The devotion shown to the Star Wars films lies in what you paraphrased from Hemingway. They are STORIES with a universal and timeless message - conquering your fears, seeking acceptance from your family and friends, and discovering that you're stronger than you ever thought. These films are celebrated by both geeks and philosophers like Joseph Campbell for good reason: their messages speak to victories all humans can recognize and cheer along with.
I really enjoyed the spectacle of "Avatar," but couldn't help thinking of the missing element that would've made this film truly epic: showing the grey area of the relationship between colonist and native. With the 3 hours Cameron had us in those seats, it would've been an even bigger treat if we'd left the theater with more questions besides, "I wonder if this ringing in my ears is gonna last all night?"

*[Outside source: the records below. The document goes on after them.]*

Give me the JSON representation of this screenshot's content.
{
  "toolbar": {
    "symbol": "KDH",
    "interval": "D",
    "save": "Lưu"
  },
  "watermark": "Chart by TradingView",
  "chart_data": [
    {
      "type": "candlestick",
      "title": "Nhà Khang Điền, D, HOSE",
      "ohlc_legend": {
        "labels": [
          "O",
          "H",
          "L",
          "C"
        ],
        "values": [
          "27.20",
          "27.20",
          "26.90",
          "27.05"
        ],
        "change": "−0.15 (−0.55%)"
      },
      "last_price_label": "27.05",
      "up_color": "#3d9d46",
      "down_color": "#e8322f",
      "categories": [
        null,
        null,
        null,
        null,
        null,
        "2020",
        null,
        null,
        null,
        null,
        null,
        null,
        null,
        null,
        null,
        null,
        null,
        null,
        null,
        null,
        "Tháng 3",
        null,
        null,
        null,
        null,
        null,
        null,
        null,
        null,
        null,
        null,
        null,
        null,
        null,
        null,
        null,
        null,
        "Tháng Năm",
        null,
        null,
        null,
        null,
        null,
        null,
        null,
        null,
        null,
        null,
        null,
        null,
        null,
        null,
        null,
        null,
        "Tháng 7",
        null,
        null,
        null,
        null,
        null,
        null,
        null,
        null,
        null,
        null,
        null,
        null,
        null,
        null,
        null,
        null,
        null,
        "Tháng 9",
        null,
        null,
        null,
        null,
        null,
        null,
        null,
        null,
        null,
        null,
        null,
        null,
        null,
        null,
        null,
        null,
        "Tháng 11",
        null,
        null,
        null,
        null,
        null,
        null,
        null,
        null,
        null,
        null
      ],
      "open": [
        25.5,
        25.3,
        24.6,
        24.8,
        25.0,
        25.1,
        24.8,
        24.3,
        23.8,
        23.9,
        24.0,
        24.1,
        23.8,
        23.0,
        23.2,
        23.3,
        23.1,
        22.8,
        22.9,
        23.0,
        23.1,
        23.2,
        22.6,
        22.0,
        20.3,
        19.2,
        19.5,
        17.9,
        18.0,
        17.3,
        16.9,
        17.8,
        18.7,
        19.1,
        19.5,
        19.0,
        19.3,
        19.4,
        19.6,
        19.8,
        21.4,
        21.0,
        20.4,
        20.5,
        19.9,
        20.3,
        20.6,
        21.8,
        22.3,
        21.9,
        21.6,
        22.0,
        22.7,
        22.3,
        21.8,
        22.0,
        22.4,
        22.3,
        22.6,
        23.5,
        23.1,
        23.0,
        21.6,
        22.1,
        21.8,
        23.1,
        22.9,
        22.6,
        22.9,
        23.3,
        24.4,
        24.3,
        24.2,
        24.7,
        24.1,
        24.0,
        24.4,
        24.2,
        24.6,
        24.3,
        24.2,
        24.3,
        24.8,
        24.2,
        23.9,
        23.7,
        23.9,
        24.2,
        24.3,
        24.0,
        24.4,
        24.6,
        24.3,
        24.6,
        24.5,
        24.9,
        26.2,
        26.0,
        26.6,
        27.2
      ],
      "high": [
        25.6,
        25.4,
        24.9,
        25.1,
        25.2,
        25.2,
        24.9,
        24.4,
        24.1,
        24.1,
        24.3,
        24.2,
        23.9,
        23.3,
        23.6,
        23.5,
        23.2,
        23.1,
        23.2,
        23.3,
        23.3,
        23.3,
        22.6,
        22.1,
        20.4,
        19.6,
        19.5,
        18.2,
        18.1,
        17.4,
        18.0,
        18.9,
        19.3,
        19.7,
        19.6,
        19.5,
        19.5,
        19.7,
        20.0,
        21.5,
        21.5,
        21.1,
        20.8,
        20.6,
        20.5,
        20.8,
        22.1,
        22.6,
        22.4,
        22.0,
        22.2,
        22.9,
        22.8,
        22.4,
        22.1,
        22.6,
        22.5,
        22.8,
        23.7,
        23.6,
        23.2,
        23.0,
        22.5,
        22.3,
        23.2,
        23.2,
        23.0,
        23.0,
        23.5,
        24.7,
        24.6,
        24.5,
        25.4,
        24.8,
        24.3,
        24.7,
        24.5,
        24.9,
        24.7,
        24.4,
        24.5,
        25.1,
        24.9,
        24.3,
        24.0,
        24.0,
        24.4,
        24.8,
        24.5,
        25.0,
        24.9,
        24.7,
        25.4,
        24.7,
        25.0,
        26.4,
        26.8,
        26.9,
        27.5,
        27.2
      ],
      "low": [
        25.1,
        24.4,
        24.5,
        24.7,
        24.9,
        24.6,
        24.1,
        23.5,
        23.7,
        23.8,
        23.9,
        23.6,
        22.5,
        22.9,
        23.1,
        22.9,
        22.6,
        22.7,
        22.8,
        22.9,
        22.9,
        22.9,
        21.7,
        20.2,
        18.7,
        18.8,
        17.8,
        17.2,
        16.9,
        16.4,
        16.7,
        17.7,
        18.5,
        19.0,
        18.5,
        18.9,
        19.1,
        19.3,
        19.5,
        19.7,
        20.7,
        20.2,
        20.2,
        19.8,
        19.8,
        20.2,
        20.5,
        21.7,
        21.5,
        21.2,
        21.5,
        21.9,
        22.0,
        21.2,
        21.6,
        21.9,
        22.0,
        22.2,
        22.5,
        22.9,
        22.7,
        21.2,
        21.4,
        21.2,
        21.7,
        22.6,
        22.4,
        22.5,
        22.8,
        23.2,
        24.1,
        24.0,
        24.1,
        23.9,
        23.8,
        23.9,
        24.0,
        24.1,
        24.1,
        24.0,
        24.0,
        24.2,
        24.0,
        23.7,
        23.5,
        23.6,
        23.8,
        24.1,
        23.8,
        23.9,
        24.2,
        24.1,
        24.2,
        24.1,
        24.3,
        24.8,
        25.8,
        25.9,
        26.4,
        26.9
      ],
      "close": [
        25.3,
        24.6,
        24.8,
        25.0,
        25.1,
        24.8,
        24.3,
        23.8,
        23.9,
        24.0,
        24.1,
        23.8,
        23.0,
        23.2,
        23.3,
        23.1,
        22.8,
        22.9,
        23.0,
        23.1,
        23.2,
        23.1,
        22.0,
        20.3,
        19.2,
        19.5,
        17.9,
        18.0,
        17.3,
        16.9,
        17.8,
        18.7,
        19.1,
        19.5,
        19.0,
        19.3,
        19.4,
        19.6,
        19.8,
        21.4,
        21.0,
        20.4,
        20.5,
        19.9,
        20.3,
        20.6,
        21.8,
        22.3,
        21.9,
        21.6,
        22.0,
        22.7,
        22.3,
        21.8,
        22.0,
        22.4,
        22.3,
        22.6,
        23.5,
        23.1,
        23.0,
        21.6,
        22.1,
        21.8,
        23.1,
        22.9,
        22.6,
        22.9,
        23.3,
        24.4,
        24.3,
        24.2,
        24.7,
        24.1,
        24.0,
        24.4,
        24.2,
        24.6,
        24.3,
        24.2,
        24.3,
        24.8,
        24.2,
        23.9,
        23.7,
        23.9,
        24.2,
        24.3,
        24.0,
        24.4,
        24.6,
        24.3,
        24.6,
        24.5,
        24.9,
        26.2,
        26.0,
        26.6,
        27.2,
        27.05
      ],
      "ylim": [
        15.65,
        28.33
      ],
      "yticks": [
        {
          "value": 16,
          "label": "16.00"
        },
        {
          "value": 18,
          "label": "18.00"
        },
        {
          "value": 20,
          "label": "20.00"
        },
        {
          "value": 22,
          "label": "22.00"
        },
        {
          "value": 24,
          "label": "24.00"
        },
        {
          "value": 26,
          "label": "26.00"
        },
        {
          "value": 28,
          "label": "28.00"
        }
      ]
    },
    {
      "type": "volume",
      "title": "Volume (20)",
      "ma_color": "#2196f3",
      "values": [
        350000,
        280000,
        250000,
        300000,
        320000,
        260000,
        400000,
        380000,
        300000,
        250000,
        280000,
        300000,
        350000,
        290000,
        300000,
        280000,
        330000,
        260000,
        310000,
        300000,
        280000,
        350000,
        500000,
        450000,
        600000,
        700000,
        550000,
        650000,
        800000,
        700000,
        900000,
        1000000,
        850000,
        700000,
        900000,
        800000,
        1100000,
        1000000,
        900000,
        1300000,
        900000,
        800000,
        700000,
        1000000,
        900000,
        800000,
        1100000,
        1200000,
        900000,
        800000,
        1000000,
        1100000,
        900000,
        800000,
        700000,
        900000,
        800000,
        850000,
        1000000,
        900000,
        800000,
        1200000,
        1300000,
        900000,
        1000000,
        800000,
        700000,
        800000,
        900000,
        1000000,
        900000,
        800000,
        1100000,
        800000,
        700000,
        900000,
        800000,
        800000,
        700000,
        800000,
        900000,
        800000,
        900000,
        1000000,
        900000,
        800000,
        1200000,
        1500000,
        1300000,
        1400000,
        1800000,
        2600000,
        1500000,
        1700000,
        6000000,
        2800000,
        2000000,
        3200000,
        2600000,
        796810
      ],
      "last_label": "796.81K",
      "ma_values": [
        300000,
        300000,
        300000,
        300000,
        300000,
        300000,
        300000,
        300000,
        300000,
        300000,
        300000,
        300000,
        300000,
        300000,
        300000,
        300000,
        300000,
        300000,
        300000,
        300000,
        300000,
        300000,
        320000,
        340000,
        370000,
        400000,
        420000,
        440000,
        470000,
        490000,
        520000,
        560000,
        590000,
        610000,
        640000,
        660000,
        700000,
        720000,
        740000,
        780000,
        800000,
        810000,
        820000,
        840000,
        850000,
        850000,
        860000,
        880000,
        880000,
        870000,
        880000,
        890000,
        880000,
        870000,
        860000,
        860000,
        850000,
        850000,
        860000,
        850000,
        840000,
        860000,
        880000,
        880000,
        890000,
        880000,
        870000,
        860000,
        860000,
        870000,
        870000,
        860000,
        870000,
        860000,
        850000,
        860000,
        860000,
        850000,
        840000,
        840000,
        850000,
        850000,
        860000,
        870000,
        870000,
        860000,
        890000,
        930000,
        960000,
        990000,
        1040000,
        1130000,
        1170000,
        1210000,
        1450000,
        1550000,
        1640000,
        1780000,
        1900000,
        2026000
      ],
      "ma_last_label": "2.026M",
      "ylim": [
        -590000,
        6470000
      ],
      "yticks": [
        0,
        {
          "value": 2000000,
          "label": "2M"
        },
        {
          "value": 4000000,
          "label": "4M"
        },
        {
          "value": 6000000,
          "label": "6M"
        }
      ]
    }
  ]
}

But, maybe there'll be a sequel. Maybe it'll be even more absurd and I'll have to bore my kids with a lengthy explanation of why the message has to be taken with a huge grain of salt. If that sequel does come out, you can bet your ass that, all complaining aside, I'll be standing in a huge line, paying another $20 to see that shit in IMAX 3D!
Dani
Right on, Dani.
A fun movie, all in all. As all the Star Wars were.
Today, there is another bunch of analyses of Avatar in the Sacramento Bee - letters to the editors.
Like me, they are all trying to be profound, they talk about colonialism, racism, the "other," etc.
Maybe it's best to just enjoy the show. It's really only about 2 things: (1)$$$ and (2) entertainment, right?
I think Americans need simple messages, like Green Is Good and War is Bad, otherwise they miss the bloody point. There are a number of folks now arguing that this is a movie about a white man rescuing the natives. Oh well.
Haiti proves it again. The white man has to rescue the natives.